The Unicode specification defines a single encoding scheme for most characters widely used in businesses around the world. All computers consistently translate the bit patterns in Unicode data into characters using the single Unicode specification. This ensures that the same bit pattern is always converted to the same character on all computers. Data can be freely transferred from one database or computer to another without concern that the receiving system will translate the bit patterns into characters incorrectly.

Unicode uses 2 bytes to encode each character. There are enough different patterns (65,536) in 2 bytes for a single specification covering the most common business languages. You can minimize character conversion issues by using Unicode data types throughout your system.

Using COLLATE

Windows Unicode-only collations specified for Unicode-only data, such as nchar, nvarchar, and nvarchar(max), do not have associated code pages.
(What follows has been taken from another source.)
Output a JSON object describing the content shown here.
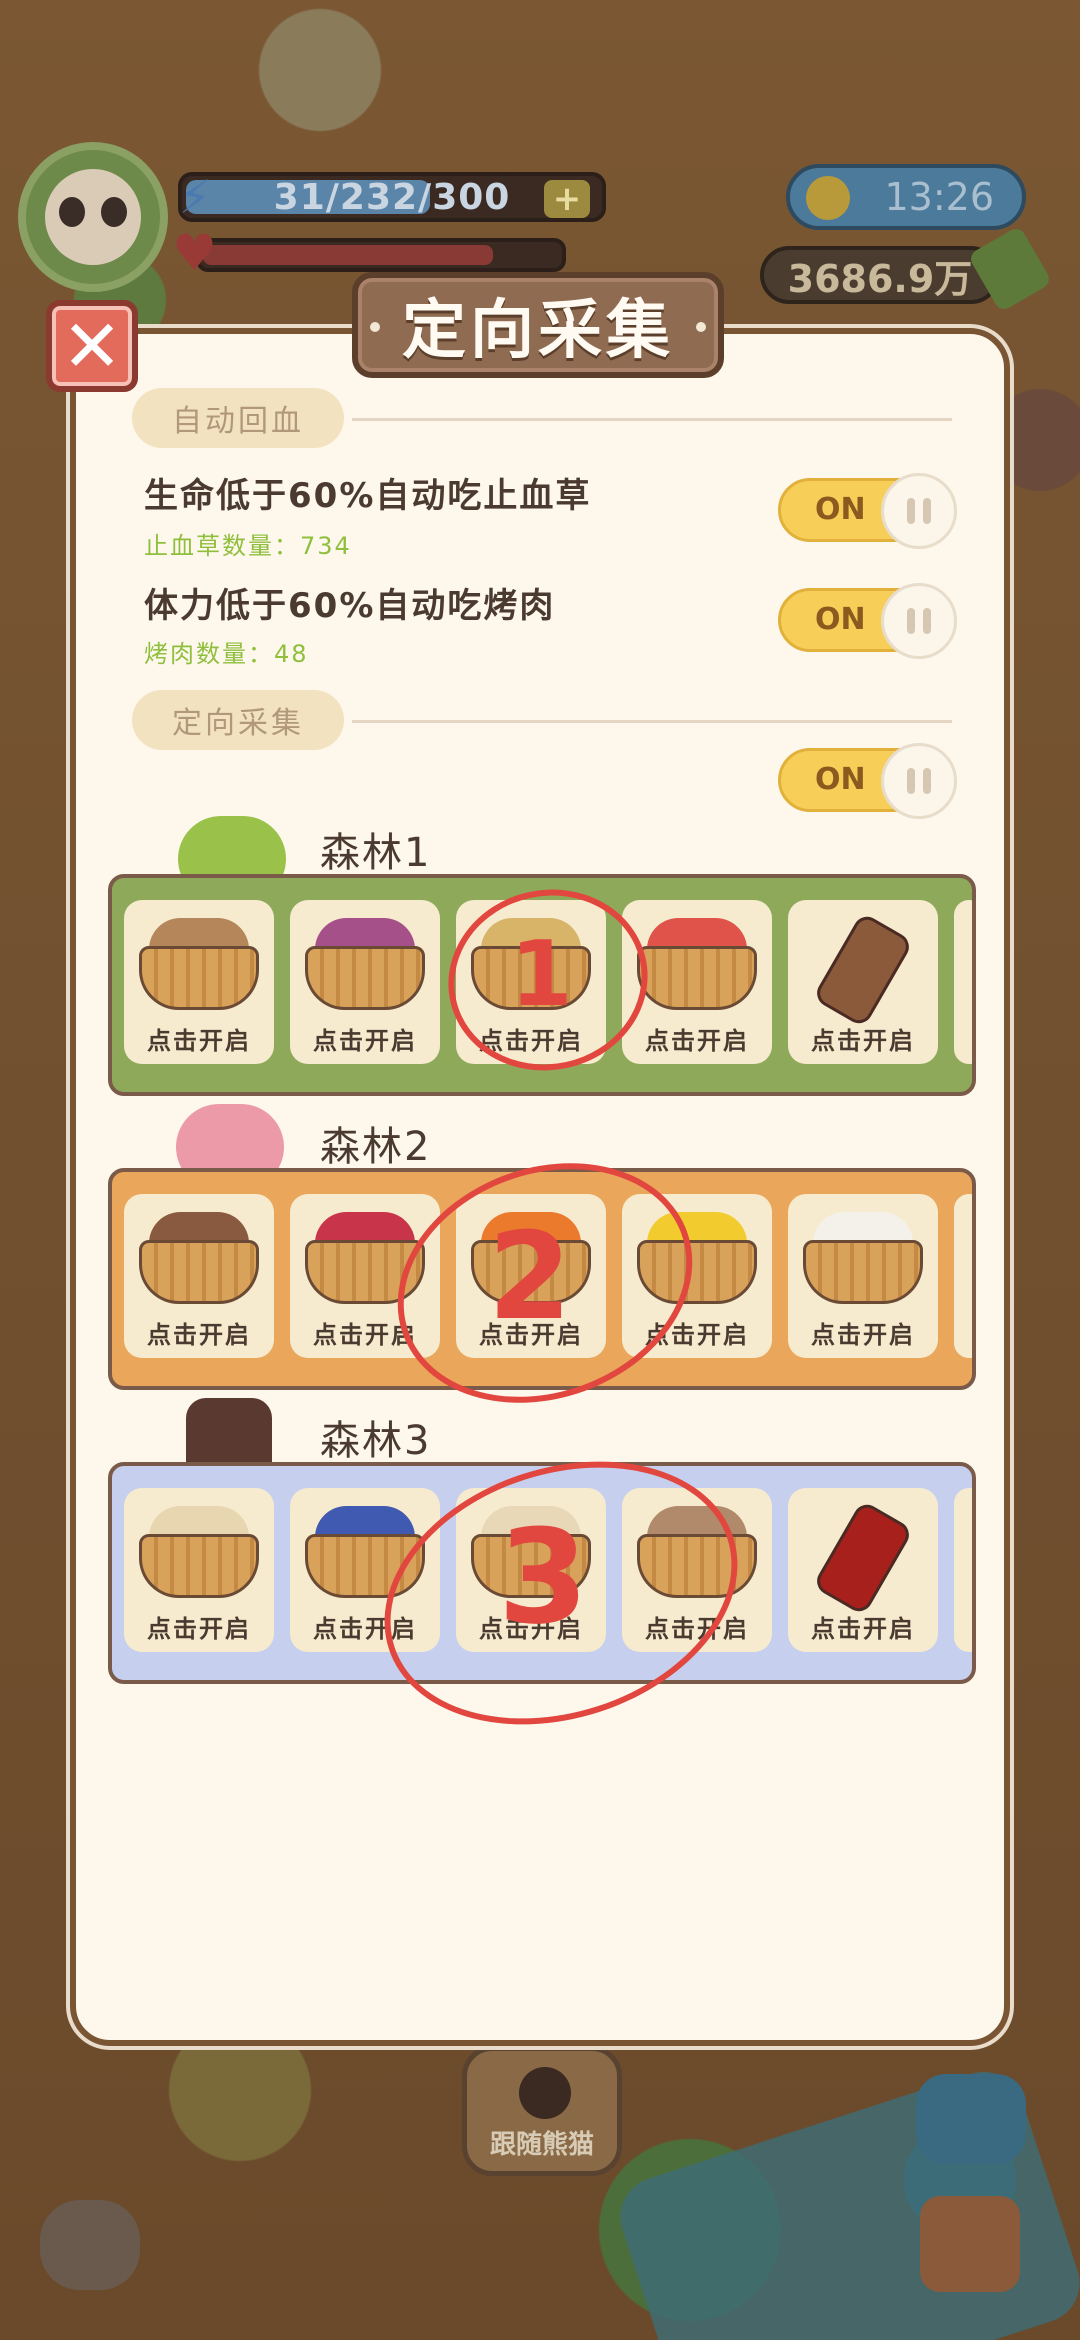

In SQL Server, these data types support Unicode data:

  • nchar

  • nvarchar

  • ntext

Unicode-only collations can be used with the COLLATE clause to apply collations to the nchar, nvarchar, and ntext data types on column level and expression-level data; however, Unicode-only collations cannot be used with the COLLATE clause to change the collation of a database or server instance.

Unicode-only collations can be useful when managing data between a server installation and client database applications. Legacy client applications are often installed on older operating systems, and the client application may not recognize a newer Windows collation that has been applied to a SQL Server database or server installed on a newer operating system. If a Unicode-only collation is applied to specific column-level or expression-level data on the server, the client will not attempt to map incoming data to an incorrect code page, and data imported to the client will maintain character integrity.